Hi Russ,

I have fixed our root.cell so we can back to the original problem report. Sorry 
for the noise.

Let me try to describe it in another way:

we chroot() FTP users into our root.cell.
Under that, several volumes are mounted. For one particular volume, FTP access in the chroot does not work correctly, because getcwd() returns the absolute path to the FTP daemon instead of the path relative to the chroot as it is in the other volumes.

The bad volume is the "www" one, here are some traces of the FTP daemon

pm3:~# strace -ff -p 3574 2>&1|grep cwd
[pid 23701] getcwd("/"..., 4096)        = 2
[pid 23701] getcwd("/"..., 4096)        = 2
[pid 23701] getcwd("/upload"..., 4096)  = 8
[pid 23701] getcwd("/afs/.<ourcell>/www"..., 4096) = 24
[pid 23701] getcwd("/afs/.<ourcell>/www"..., 4096) = 24

The bad getcwd output leads to the FTP server reporting to the user that he is now in the absolute path (but that does not exist because we are in the chroot).

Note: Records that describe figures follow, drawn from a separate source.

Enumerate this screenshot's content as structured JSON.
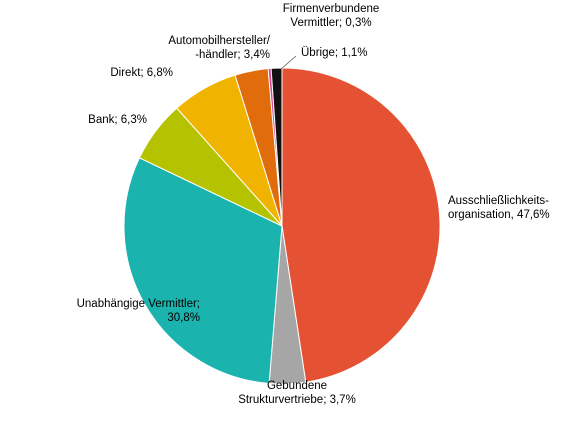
{
  "chart_data": {
    "type": "pie",
    "title": "",
    "start_angle_deg": 0,
    "direction": "clockwise",
    "slices": [
      {
        "label_lines": [
          "Ausschließlichkeits-",
          "organisation, 47,6%"
        ],
        "name": "Ausschließlichkeitsorganisation",
        "value": 47.6,
        "color": "#e55233",
        "label_side": "right"
      },
      {
        "label_lines": [
          "Gebundene",
          "Strukturvertriebe; 3,7%"
        ],
        "name": "Gebundene Strukturvertriebe",
        "value": 3.7,
        "color": "#a6a6a6",
        "label_side": "bottom"
      },
      {
        "label_lines": [
          "Unabhängige Vermittler;",
          "30,8%"
        ],
        "name": "Unabhängige Vermittler",
        "value": 30.8,
        "color": "#1bb3ad",
        "label_side": "left"
      },
      {
        "label_lines": [
          "Bank; 6,3%"
        ],
        "name": "Bank",
        "value": 6.3,
        "color": "#b5c200",
        "label_side": "left"
      },
      {
        "label_lines": [
          "Direkt; 6,8%"
        ],
        "name": "Direkt",
        "value": 6.8,
        "color": "#f0b400",
        "label_side": "left"
      },
      {
        "label_lines": [
          "Automobilhersteller/",
          "-händler; 3,4%"
        ],
        "name": "Automobilhersteller/-händler",
        "value": 3.4,
        "color": "#e06c0b",
        "label_side": "top"
      },
      {
        "label_lines": [
          "Firmenverbundene",
          "Vermittler; 0,3%"
        ],
        "name": "Firmenverbundene Vermittler",
        "value": 0.3,
        "color": "#d4449a",
        "label_side": "top"
      },
      {
        "label_lines": [
          "Übrige; 1,1%"
        ],
        "name": "Übrige",
        "value": 1.1,
        "color": "#111111",
        "label_side": "top"
      }
    ]
  }
}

So if you are using a graphical client like FileZilla, it will report that you are now in /afs/.<ourcell>/www instead of just /www and all links to subdirectories in the FTP client are broken.

So there has to be something special about that volume and I suspect it is that only in this volume other processes like apache are opening files and maybe doing getcwd() calls too.

It is possible that the AFS client caches the result of a getcwd() call or something similar for all processes and does not take chrooted processes into account?

Is there anything else I can provide to you for debugging purposes?